A CEA-verified property agent is a real estate salesperson whose registration has been confirmed against the Council for Estate Agencies (CEA) public register. Registration requires passing the Real Estate Salesperson (RES) examination, practising through a licensed property agency, completing annual CPD training, and meeting fit-and-proper criteria. It is not a self-declared status.
How do I check if my property agent is CEA registered?
Go to the CEA Public Register at https://eservices.cea.gov.sg/aceas/public-register. Enter the phone number the agent is using to contact you. If that number does not resolve to a registered agent profile, treat the contact as a potential scam even if the agent's name and registration number appear legitimate. You can also search by name or CEA registration number and confirm the details match.
What is the difference between a licensed estate agent and a CEA-registered salesperson?
A licensed estate agent is the property agency or business entity (sole proprietorship, partnership, or company) that holds a corporate licence from CEA. A registered salesperson is the individual who conducts day-to-day transactions — viewings, negotiations, listings — and must work under a licensed agency. The agency holds the licence; the individual holds the registration. Both can be verified on the CEA Public Register.

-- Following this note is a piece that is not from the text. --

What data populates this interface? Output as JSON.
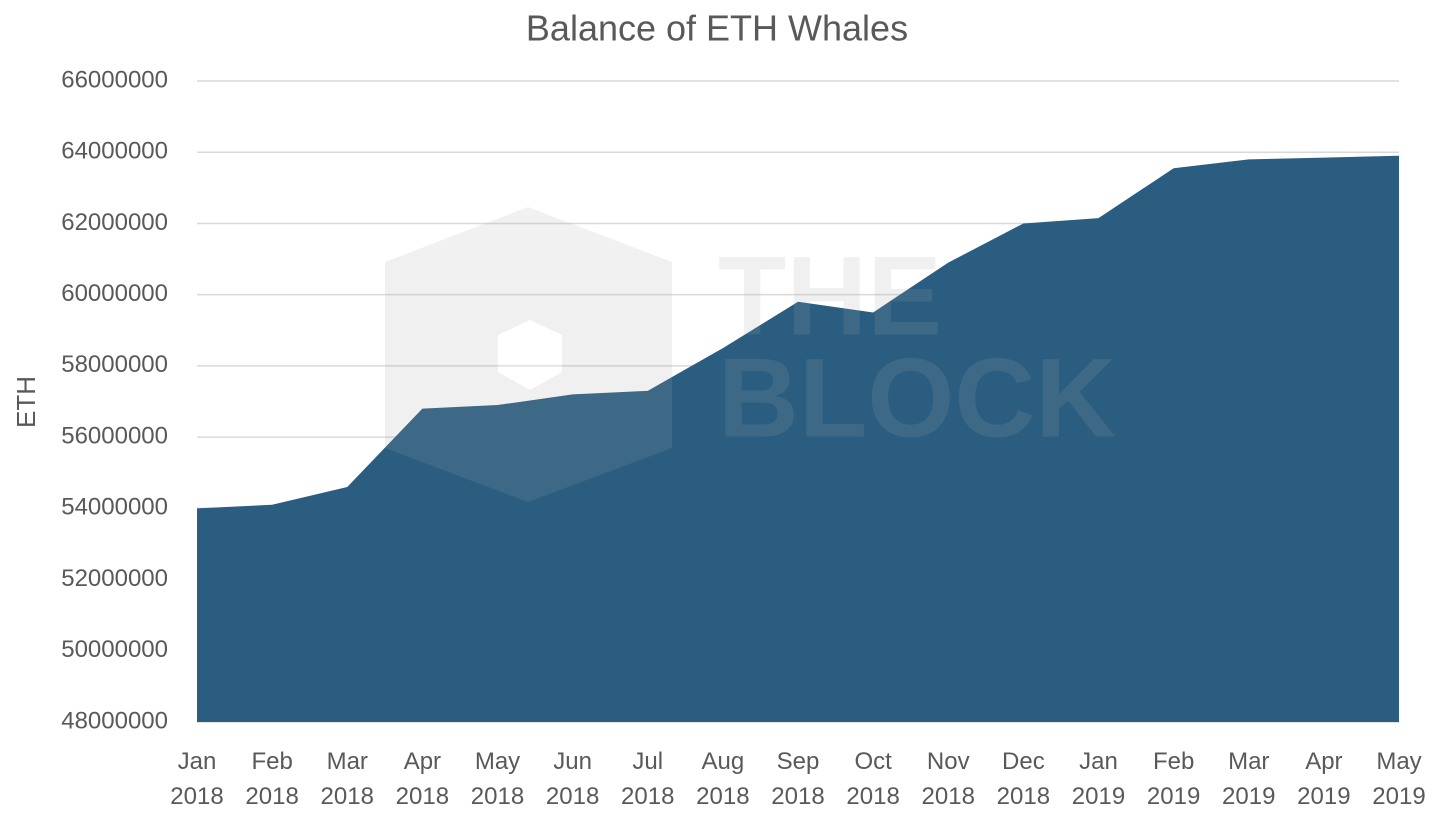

What happens if I transact with an unregistered property agent?
Transacting with an unregistered agent puts you outside CEA's consumer protection framework. You lose access to the CEA Dispute Resolution Scheme, which requires a signed estate agency agreement with a licensed agency. The unregistered person has no professional indemnity insurance, so you have no insurance recourse if they misrepresent facts. Under the Estate Agents Act, the unregistered operator commits a criminal offence, but the practical risk to you is weaker documentation and no regulatory recourse.
What are the red flags that a property agent may not be properly registered?
Key red flags: the agent's phone number does not appear in the CEA Public Register; the name, registration number, or agency details do not match the public register profile; the agent cannot produce a CEA registration card; the agent claims their new number has not updated on CEA's system yet (CEA updates are near-immediate); the agent asks you to pay them directly rather than the property owner or agency; or the agent discourages signing a written estate agency agreement.
Do I need to check the estate agency as well as the individual agent?
Yes. A proper CEA check is two-part: verify the individual salesperson's registration and verify the agency's licence. Both can be searched on the CEA Public Register. A salesperson with a valid registration is still required to practise through a currently licensed agency — if the agency's licence has lapsed, the salesperson's registration may also be affected.